What I really think is that Ikea wants a sustainability gold star. The company has publicly shared plans to become a fully circular business by 2030. “We aim to use only renewable or recycled materials and to provide new solutions for our customers to prolong the life of products and materials,” its 2023 sustainability report states.
It’s definitely part of a broader trend, and one that Ikea would benefit from by joining early. Cohen, who built the popular Patagonia Worn Wear initiative for that brand’s secondhand items and has worked on similar programs for Doen and Levi’s, thinks mass brands like Ikea should get in on the secondhand market sooner rather than later. “We have to make sure that resale is not just for luxury or aspirational brands where there’s a big margin to play with,” she says.
Keeping more existing products in circulation is an admirable goal for Ikea. But to shift that responsibility back onto your consumers (by enticing them with a gift card) feels like a cop-out. And for this goal to hold water, Ikea needs to follow through in making its products last longer; as anyone who’s bought a BILLY bookcase knows, it will last through approximately zero to one apartment moves. Still, for Alisa Bovino, a New Jersey–based interior designer and Facebook Marketplace enthusiast, quality isn’t the primary concern. Instead, she wants to make sure the prices are competitive.
“The thing about Ikea is if I am looking for it secondhand, I am looking for it at a major discount,” Bovina tells me. “Otherwise, I will just go to the store and buy it because it’s already so cheap.”
She also doesn’t foresee die-hard Facebook Marketplace users abandoning their go-to platform for one tailored to a specific brand — especially once their algorithm has them figured out. “The thing about Marketplace is people are already on Facebook. It’s convenient,” Bovina says. “People just want to stick to one or two platforms.”
Cohen, on the other hand, sees potential in a company-owned and -operated platform. Not only is the brand standing by its products’ longevity, she says, but “usually, if you have a problem, they still have a process for handling a customer complaint,” she notes.
Aurora Stromberg, a marketing manager based in Portland, Maine, shares Cohen’s opinion that this is a good thing. “The resale market for Ikea furniture here is wild because the closest one is two hours away,” she says. “There’s actually a local couple whose business is taking Ikea orders, driving down, and purchasing for people for a fee.”
Although Stromberg is not on the hunt for anything Ikea at the moment (“My style has changed to a more old-fashioned, classic look”), she frequently uses Facebook Marketplace for these purchases and likes that the company wants to cut down on waste, and she sees the Preowned platform as a potential treasure trove for college students.
Ikea did not ask me, but one area I can potentially see Ikea Preowned having a lot of success is with its vintage items. There’s a real, unironic demand for vintage Ikea — from its Ettore Sottsass–inspired Memphis era to its vivid Scandi items. I’ve succumbed myself: During peak pandemic times, I bought two circa-1999 squiggle mirrors off of a now-defunct vintage dealer on Instagram.
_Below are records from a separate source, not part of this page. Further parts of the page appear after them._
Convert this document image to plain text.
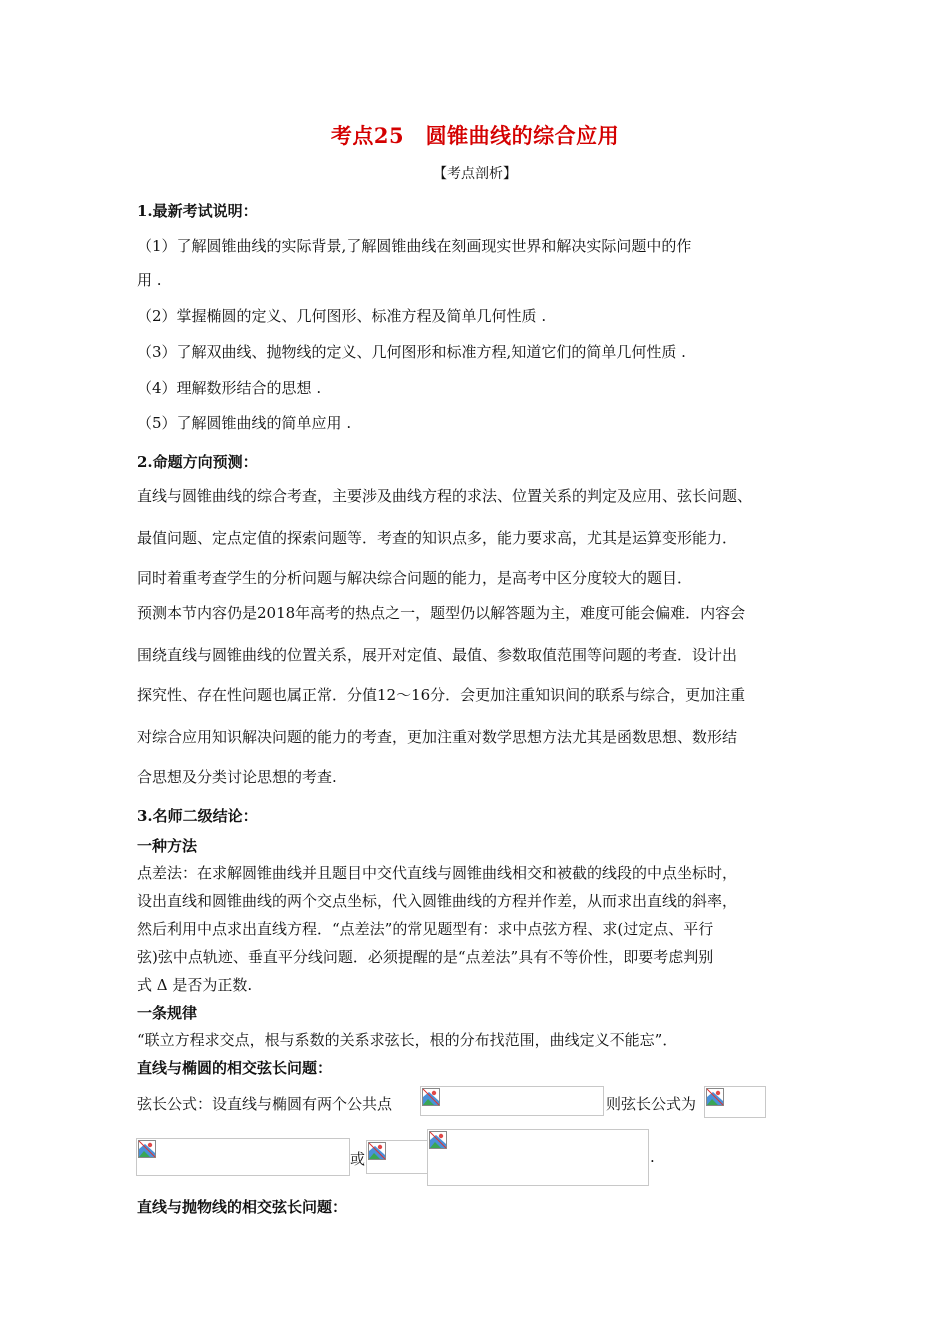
考点25　圆锥曲线的综合应用
【考点剖析】
1.最新考试说明：
（1）了解圆锥曲线的实际背景,了解圆锥曲线在刻画现实世界和解决实际问题中的作
用 .
（2）掌握椭圆的定义、几何图形、标准方程及简单几何性质 .
（3）了解双曲线、抛物线的定义、几何图形和标准方程,知道它们的简单几何性质 .
（4）理解数形结合的思想 .
（5）了解圆锥曲线的简单应用 .
2.命题方向预测：
直线与圆锥曲线的综合考查，主要涉及曲线方程的求法、位置关系的判定及应用、弦长问题、
最值问题、定点定值的探索问题等．考查的知识点多，能力要求高，尤其是运算变形能力．
同时着重考查学生的分析问题与解决综合问题的能力，是高考中区分度较大的题目．
预测本节内容仍是2018年高考的热点之一，题型仍以解答题为主，难度可能会偏难．内容会
围绕直线与圆锥曲线的位置关系，展开对定值、最值、参数取值范围等问题的考查．设计出
探究性、存在性问题也属正常．分值12～16分．会更加注重知识间的联系与综合，更加注重
对综合应用知识解决问题的能力的考查，更加注重对数学思想方法尤其是函数思想、数形结
合思想及分类讨论思想的考查.
3.名师二级结论：
一种方法
点差法：在求解圆锥曲线并且题目中交代直线与圆锥曲线相交和被截的线段的中点坐标时，
设出直线和圆锥曲线的两个交点坐标，代入圆锥曲线的方程并作差，从而求出直线的斜率，
然后利用中点求出直线方程．“点差法”的常见题型有：求中点弦方程、求(过定点、平行
弦)弦中点轨迹、垂直平分线问题．必须提醒的是“点差法”具有不等价性，即要考虑判别
式 Δ 是否为正数.
一条规律
“联立方程求交点，根与系数的关系求弦长，根的分布找范围，曲线定义不能忘”．
直线与椭圆的相交弦长问题：
弦长公式：设直线与椭圆有两个公共点	则弦长公式为
或	.
直线与抛物线的相交弦长问题：
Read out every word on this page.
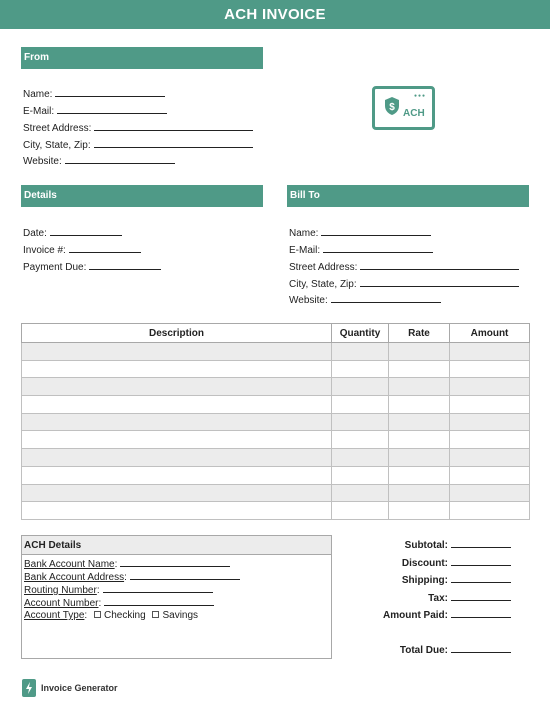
ACH INVOICE
From
Name:
E-Mail:
Street Address:
City, State, Zip:
Website:
●●●
$
ACH
Details
Date:
Invoice #:
Payment Due:
Bill To
Name:
E-Mail:
Street Address:
City, State, Zip:
Website:
Description	Quantity	Rate	Amount

ACH Details
Bank Account Name:
Bank Account Address:
Routing Number:
Account Number:
Account Type: Checking Savings
Subtotal:
Discount:
Shipping:
Tax:
Amount Paid:
Total Due:
Invoice Generator
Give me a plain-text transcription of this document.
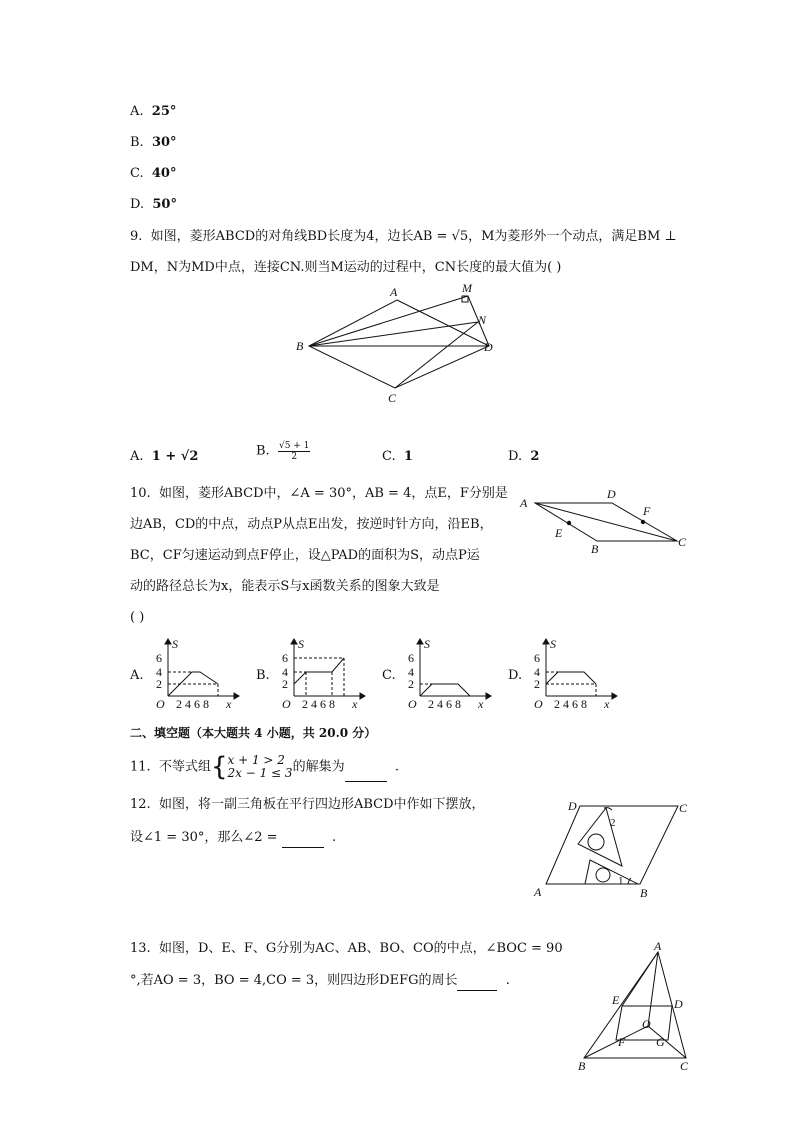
A. 25°
B. 30°
C. 40°
D. 50°
9. 如图，菱形ABCD的对角线BD长度为4，边长AB = √5，M为菱形外一个动点，满足BM ⊥
DM，N为MD中点，连接CN.则当M运动的过程中，CN长度的最大值为( )
A	M
N
B	D
C
A. 1 + √2	B. $\frac{√5 + 1}{2}$	C. 1	D. 2
10. 如图，菱形ABCD中，∠A = 30°，AB = 4，点E，F分别是
边AB，CD的中点，动点P从点E出发，按逆时针方向，沿EB，
BC，CF匀速运动到点F停止，设△PAD的面积为S，动点P运
动的路径总长为x，能表示S与x函数关系的图象大致是
( )
A
D
F
E
B	C
A.
S
6
4
2
O 2 4 6 8 x
B.
S
6
4
2
O 2 4 6 8 x
C.
S
6
4
2
O 2 4 6 8 x
D.
S
6
4
2
O 2 4 6 8 x
二、填空题（本大题共 4 小题，共 20.0 分）
11. 不等式组{ x + 1 > 2
2x − 1 ≤ 3 的解集为	.
12. 如图，将一副三角板在平行四边形ABCD中作如下摆放，
设∠1 = 30°，那么∠2 =	.
D	C
A	B
2
1
13. 如图，D、E、F、G分别为AC、AB、BO、CO的中点，∠BOC = 90
°,若AO = 3，BO = 4,CO = 3，则四边形DEFG的周长	.
A
E	D
O
F	G
B	C
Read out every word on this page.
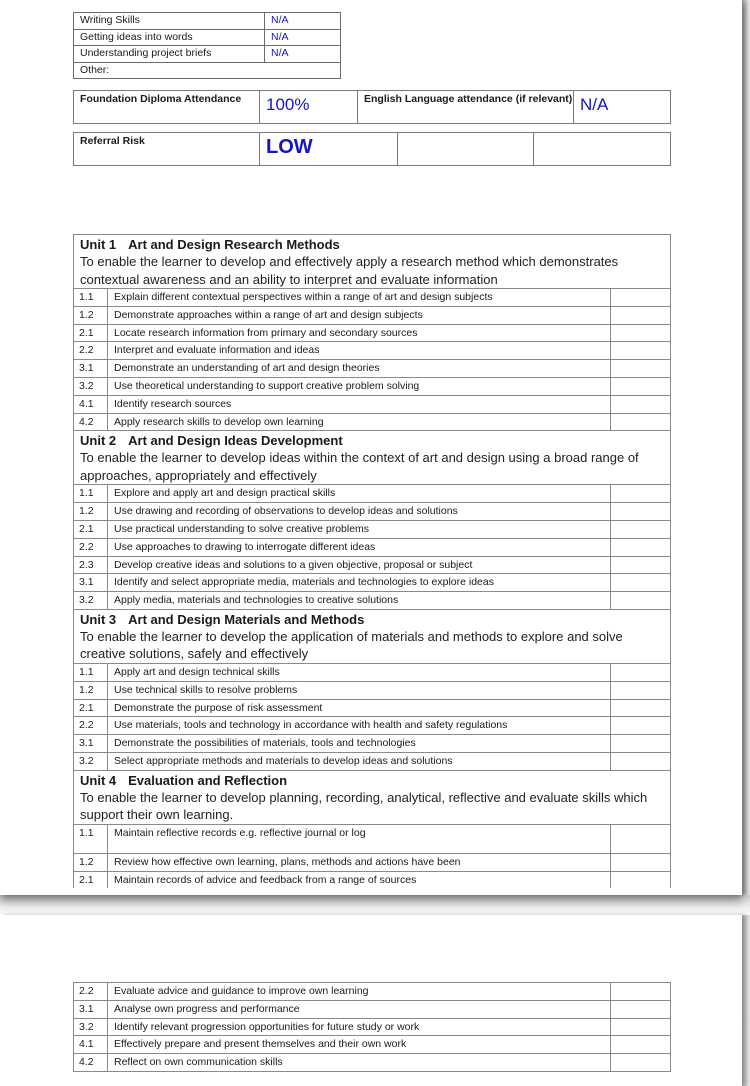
Writing Skills	N/A
Getting ideas into words	N/A
Understanding project briefs	N/A
Other:	
Foundation Diploma Attendance	100%	English Language attendance (if relevant)	N/A
Referral Risk	LOW		
Unit 1 Art and Design Research Methods
To enable the learner to develop and effectively apply a research method which demonstrates contextual awareness and an ability to interpret and evaluate information		

1.1	Explain different contextual perspectives within a range of art and design subjects	
1.2	Demonstrate approaches within a range of art and design subjects	
2.1	Locate research information from primary and secondary sources	
2.2	Interpret and evaluate information and ideas	
3.1	Demonstrate an understanding of art and design theories	
3.2	Use theoretical understanding to support creative problem solving	
4.1	Identify research sources	
4.2	Apply research skills to develop own learning	

Unit 2 Art and Design Ideas Development
To enable the learner to develop ideas within the context of art and design using a broad range of approaches, appropriately and effectively		

1.1	Explore and apply art and design practical skills	
1.2	Use drawing and recording of observations to develop ideas and solutions	
2.1	Use practical understanding to solve creative problems	
2.2	Use approaches to drawing to interrogate different ideas	
2.3	Develop creative ideas and solutions to a given objective, proposal or subject	
3.1	Identify and select appropriate media, materials and technologies to explore ideas	
3.2	Apply media, materials and technologies to creative solutions	

Unit 3 Art and Design Materials and Methods
To enable the learner to develop the application of materials and methods to explore and solve creative solutions, safely and effectively		

1.1	Apply art and design technical skills	
1.2	Use technical skills to resolve problems	
2.1	Demonstrate the purpose of risk assessment	
2.2	Use materials, tools and technology in accordance with health and safety regulations	
3.1	Demonstrate the possibilities of materials, tools and technologies	
3.2	Select appropriate methods and materials to develop ideas and solutions	

Unit 4 Evaluation and Reflection
To enable the learner to develop planning, recording, analytical, reflective and evaluate skills which support their own learning.		

1.1	Maintain reflective records e.g. reflective journal or log	
1.2	Review how effective own learning, plans, methods and actions have been	
2.1	Maintain records of advice and feedback from a range of sources	
2.2	Evaluate advice and guidance to improve own learning	
3.1	Analyse own progress and performance	
3.2	Identify relevant progression opportunities for future study or work	
4.1	Effectively prepare and present themselves and their own work	
4.2	Reflect on own communication skills	
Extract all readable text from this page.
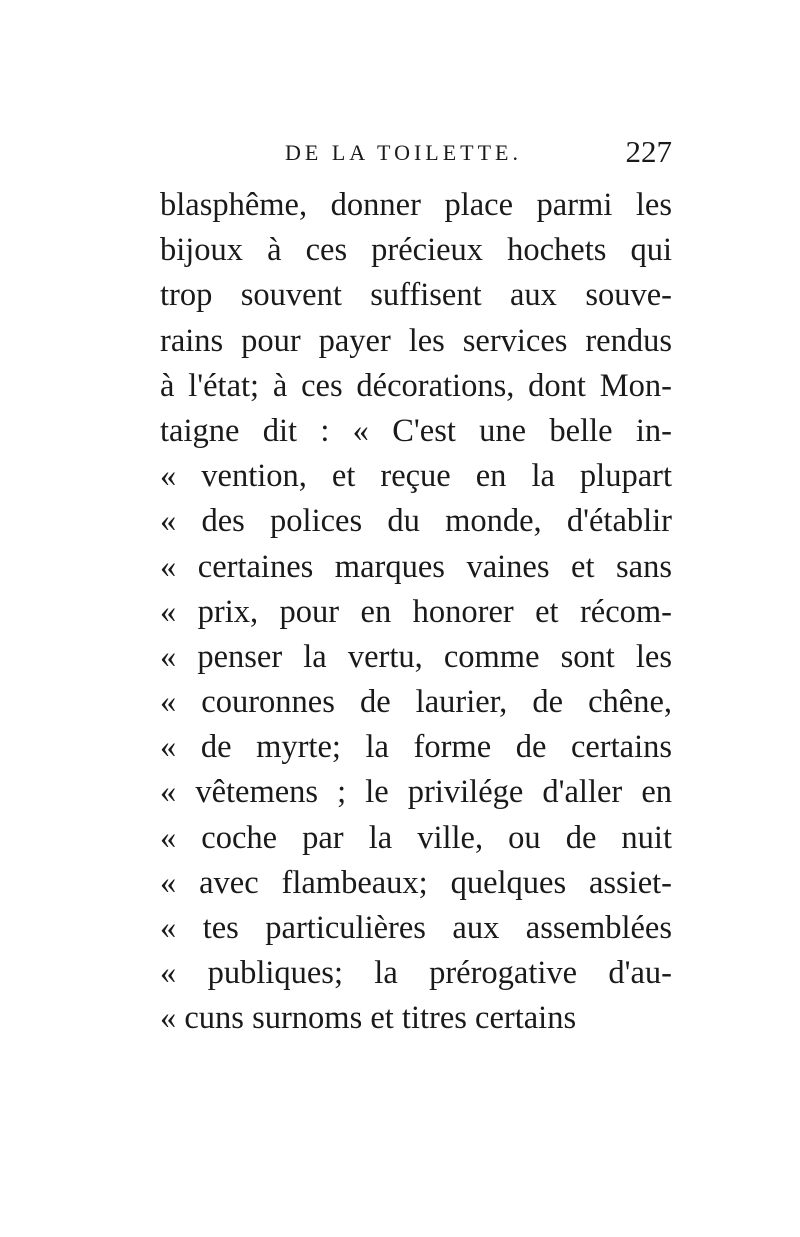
DE LA TOILETTE.	227
blasphême, donner place parmi les
bijoux à ces précieux hochets qui
trop souvent suffisent aux souve-
rains pour payer les services rendus
à l'état; à ces décorations, dont Mon-
taigne dit : « C'est une belle in-
« vention, et reçue en la plupart
« des polices du monde, d'établir
« certaines marques vaines et sans
« prix, pour en honorer et récom-
« penser la vertu, comme sont les
« couronnes de laurier, de chêne,
« de myrte; la forme de certains
« vêtemens ; le privilége d'aller en
« coche par la ville, ou de nuit
« avec flambeaux; quelques assiet-
« tes particulières aux assemblées
« publiques; la prérogative d'au-
« cuns surnoms et titres certains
The company is of course aware of the interest surrounding older pieces, reissuing several collections inspired by decades past. In 2023, it came out with the Nytillverkad line of products, inspired by items from the 1950s to the 1980s. But the name itself — Swedish for “newly manufactured” — chips away at the appeal. Plus, producing them again defeats the idea of recirculating what already exists.
Hear me out, Ikea: What about a dedicated pre-owned release (think J.Crew’s curated vintage collections)? Leave the endless stream of wobbly BILLY bookshelves to the street trade.